La traducción jurídica como actividad intelectiva cuenta con regulación intrínseca, vista a través de la equivalencia funcional, en tanto que el intérprete, con apoyo en su autosuficiencia lingüística, debe hurgar en su estructura cognitiva los términos idiomáticos compatibles entre las lenguas involucradas, en busca de coherencia, claridad, precisión y concisión semántica, pero además apelando a la regla minimax para lograr la máxima eficiencia con el mínimo uso del acervo lexical, en apego estricto del criterio retórico atinente a la economía verbal.

Luego, dando una ojeada en retrospección, salta a la vista que la traducción jurídica como práctica social, como actividad u oficio halla su raíz histórica en el surgimiento de la escritura, instrumento inventivo que permitió el registro y la expansión de la sabiduría humana, entre cuyas primeras manifestaciones sapientísimas puede colocarse el Derecho como disciplina científica que fue eternizada en el tiempo, a través de semejante recurso de creación homínida.

Hoy, como profesión, la traducción jurídica pudiera hallar la debida regulación en la Ley núm. 358-05, del 9 de septiembre de 2005, cuyo amplio contenido procura conciliar los intereses de los consumidores y proveedores de bienes de libre transacción comercial, así como las prerrogativas consagradas en dicha legislación, tanto para los prestadores de servicios como para los usuarios de tales objetos intangibles.

En efecto, el artículo 3 de dicho estatuto jurídico define el servicio como cualquier actividad o prestación que sea objeto de una transacción comercial entre proveedor y usuario, incluyendo las suministradas por profesionales liberales, cuya regulación queda enmarcada inicialmente en las cláusulas contractuales de libre estipulación entre tales sujetos firmantes.

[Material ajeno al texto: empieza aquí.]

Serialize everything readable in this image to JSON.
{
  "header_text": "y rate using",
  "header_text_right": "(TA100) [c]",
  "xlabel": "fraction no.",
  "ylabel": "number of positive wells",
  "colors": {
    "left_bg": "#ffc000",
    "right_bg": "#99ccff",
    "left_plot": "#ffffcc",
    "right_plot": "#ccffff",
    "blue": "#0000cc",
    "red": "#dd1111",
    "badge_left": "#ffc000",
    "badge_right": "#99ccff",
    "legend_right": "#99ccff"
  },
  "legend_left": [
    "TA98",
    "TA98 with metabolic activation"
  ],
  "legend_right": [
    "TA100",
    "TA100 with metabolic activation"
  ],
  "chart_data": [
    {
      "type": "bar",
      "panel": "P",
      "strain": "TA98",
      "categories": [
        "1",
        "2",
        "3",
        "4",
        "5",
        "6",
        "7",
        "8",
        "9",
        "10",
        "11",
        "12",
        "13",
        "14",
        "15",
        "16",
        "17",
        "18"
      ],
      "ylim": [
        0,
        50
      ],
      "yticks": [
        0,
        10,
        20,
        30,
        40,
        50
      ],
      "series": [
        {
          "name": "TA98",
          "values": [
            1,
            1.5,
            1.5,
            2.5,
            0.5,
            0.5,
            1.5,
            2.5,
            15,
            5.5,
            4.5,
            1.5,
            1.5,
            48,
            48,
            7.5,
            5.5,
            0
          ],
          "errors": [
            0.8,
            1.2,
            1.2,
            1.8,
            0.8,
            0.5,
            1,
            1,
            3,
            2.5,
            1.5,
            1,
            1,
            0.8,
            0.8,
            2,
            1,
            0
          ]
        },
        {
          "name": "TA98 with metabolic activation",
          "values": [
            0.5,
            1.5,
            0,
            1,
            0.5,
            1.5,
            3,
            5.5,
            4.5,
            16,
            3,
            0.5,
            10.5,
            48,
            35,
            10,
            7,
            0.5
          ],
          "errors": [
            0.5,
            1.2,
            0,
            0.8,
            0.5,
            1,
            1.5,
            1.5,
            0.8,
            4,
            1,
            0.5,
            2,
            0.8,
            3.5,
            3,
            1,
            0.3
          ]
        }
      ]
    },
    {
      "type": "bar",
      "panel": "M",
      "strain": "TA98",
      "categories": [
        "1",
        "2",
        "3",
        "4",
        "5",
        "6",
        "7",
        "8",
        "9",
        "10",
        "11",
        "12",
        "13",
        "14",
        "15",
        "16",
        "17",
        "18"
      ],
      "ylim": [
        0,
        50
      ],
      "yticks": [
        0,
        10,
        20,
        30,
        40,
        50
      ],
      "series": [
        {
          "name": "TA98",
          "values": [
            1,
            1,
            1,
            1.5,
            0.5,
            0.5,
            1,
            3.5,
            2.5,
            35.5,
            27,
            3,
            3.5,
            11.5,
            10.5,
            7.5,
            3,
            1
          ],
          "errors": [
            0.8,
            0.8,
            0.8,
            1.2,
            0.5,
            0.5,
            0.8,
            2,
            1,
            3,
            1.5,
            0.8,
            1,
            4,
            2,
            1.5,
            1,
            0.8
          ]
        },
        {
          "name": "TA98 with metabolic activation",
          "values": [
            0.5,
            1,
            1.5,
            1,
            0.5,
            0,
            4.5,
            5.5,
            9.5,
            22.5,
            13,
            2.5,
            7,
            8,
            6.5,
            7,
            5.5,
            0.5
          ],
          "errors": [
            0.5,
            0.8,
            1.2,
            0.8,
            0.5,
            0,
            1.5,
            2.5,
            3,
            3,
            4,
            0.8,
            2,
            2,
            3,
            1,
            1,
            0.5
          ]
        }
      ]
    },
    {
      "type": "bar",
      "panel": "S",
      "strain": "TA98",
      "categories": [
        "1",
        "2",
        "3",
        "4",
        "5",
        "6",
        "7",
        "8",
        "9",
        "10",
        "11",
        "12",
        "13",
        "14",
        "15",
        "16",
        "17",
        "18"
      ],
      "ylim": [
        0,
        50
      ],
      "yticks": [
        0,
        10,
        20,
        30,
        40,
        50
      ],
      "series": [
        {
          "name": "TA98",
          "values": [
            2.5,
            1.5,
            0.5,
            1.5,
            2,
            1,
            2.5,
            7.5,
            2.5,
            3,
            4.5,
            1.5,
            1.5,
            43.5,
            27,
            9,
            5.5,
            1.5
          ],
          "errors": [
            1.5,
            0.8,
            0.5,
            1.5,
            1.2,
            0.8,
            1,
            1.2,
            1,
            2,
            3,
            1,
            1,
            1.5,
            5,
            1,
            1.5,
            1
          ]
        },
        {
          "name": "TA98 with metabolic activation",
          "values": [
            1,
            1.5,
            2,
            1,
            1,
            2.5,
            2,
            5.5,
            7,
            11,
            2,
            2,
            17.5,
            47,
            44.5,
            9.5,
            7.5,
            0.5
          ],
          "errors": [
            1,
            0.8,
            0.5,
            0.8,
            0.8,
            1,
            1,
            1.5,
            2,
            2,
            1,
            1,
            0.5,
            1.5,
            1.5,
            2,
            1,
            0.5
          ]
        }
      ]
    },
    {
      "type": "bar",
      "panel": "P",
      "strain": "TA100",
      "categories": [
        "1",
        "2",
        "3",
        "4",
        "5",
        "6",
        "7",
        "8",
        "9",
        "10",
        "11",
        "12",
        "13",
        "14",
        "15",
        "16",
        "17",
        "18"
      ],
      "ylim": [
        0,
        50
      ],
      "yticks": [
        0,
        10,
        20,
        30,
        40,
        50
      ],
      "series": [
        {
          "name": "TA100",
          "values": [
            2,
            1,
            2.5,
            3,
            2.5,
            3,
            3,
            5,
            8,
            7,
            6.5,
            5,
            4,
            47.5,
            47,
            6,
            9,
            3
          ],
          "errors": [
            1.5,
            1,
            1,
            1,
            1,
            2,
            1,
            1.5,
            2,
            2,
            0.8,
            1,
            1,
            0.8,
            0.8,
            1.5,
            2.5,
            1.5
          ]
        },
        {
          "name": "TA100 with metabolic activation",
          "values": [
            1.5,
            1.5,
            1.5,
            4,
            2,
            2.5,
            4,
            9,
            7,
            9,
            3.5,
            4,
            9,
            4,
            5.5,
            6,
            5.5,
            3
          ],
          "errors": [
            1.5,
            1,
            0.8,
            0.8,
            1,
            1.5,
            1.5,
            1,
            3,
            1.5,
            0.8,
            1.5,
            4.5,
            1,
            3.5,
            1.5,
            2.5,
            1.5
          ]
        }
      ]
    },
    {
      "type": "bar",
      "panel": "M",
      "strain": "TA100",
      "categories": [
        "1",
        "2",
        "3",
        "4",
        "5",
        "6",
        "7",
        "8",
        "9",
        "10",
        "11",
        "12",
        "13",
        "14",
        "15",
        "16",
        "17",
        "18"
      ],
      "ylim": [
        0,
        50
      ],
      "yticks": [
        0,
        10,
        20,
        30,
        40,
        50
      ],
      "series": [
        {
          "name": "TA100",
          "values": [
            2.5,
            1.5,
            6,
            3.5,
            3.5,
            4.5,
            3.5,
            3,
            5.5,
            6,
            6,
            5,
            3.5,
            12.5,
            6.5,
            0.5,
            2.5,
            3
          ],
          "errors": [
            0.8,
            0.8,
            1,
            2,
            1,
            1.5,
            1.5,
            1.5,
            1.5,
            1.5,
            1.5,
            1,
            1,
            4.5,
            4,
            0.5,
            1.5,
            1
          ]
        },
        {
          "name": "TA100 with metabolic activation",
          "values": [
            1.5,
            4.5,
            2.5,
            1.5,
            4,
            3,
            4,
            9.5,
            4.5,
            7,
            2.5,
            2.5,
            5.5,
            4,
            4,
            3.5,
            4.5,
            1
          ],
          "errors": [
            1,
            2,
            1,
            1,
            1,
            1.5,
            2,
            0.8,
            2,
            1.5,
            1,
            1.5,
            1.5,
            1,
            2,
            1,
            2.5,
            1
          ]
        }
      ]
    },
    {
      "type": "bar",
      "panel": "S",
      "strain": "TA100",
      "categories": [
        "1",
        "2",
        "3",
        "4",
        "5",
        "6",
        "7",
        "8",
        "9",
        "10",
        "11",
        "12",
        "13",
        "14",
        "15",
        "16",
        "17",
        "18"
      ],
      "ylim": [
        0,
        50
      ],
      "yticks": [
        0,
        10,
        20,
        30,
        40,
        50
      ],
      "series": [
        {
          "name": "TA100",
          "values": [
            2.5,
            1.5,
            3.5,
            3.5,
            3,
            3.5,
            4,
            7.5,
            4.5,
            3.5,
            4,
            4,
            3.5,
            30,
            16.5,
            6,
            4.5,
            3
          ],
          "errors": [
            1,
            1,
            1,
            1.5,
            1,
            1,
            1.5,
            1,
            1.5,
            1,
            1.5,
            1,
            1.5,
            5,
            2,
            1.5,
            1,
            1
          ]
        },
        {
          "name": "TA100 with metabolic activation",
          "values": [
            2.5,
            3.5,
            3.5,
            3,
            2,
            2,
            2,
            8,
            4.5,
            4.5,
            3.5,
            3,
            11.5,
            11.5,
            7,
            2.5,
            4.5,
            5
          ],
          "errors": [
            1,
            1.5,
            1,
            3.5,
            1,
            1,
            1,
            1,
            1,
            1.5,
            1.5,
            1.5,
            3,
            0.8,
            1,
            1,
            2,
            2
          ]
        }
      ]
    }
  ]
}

Como servicio público, la traducción jurídica halla su marco regulatorio en los artículos 99 y siguientes de la Ley núm. 821, del 21 de noviembre de 1927, sobre organización judicial, cuyo contenido establece el órgano competente que les confiere el nombramiento a los intérpretes judiciales, previa observancia de los requisitos habilitantes para dicha designación, el dominio lingüístico del inglés o francés, la jurisdicción territorial donde prestarán semejante ministerio, el protocolo de los actos instrumentados, el juramento exigido, el cumplimiento de las condiciones inherentes a los documentos idiomáticamente doblados, así como la obligación de realizar las funciones forenses requeridas, entre otras tareas oficiales.

Así, la traducción forense puede verse como aquella dada en sede jurisdiccional, durante el curso de cualquier proceso judicial para prestar un servicio legal, fiable y veraz, en tanto dimana de un traductor, adscripto al sistema de justicia y provisto de credencial oficial, tras ser reclutado mediante concurso de oposición, o por recibir un nombramiento específico, a fin de realizar determinada interpretación propia de esta función.

En sede de la justicia penal, el acceso a la traducción forense suele ser una de las garantías mínimas de carácter fundamental, encuadrada dentro de los derechos humanos, cuyo contenido esencial queda bajo el socaire de la tutela judicial efectiva y del debido proceso de ley, a sabiendas de que tales principios cuentan con regulación jurídica de alcance constitucional, dimanante del derecho supranacional.

En efecto, tanto a nivel universal, a través del artículo 14 del Pacto Internacional de los Derechos Civiles y Políticos, instrumento jurídico votado en el seno de la Organización de las Naciones Unidas (ONU), como en el sistema interamericano de carácter regional, donde tiene vigencia la Convención Americana sobre Derechos Humanos, cuyo cuerpo normativo igualmente registra el artículo 8 para regir dicha prerrogativa.

Ello sabido, cabe agregar que en nuestro país existe en la estructura organizativa del servicio de la administración de justicia una división institucional para tener registrada una planilla de traductores judiciales, calificándoles como oficiales de la justicia, donde comparten semejante mérito con los notarios y alguaciles, de suerte que a los intérpretes forenses se les considere como integrantes de la rama jurisdiccional.

Debido a la función fedataria del traductor forense, tal como ocurre con la notaría, salta a la vista entonces la imperiosa necesidad de que los intérpretes judiciales cuenten con la garantía jurídica de la colegiación profesional para propiciar su crecimiento institucional, académico, científico, técnico, cultural y artístico, entre otros fines reivindicativos, por tanto, cabe sugerirles a los honorables legisladores la reintroducción de la perimida iniciativa de ley, cuyo articulado normativo va a regir similares atributos propios de la meritocracia organizativa.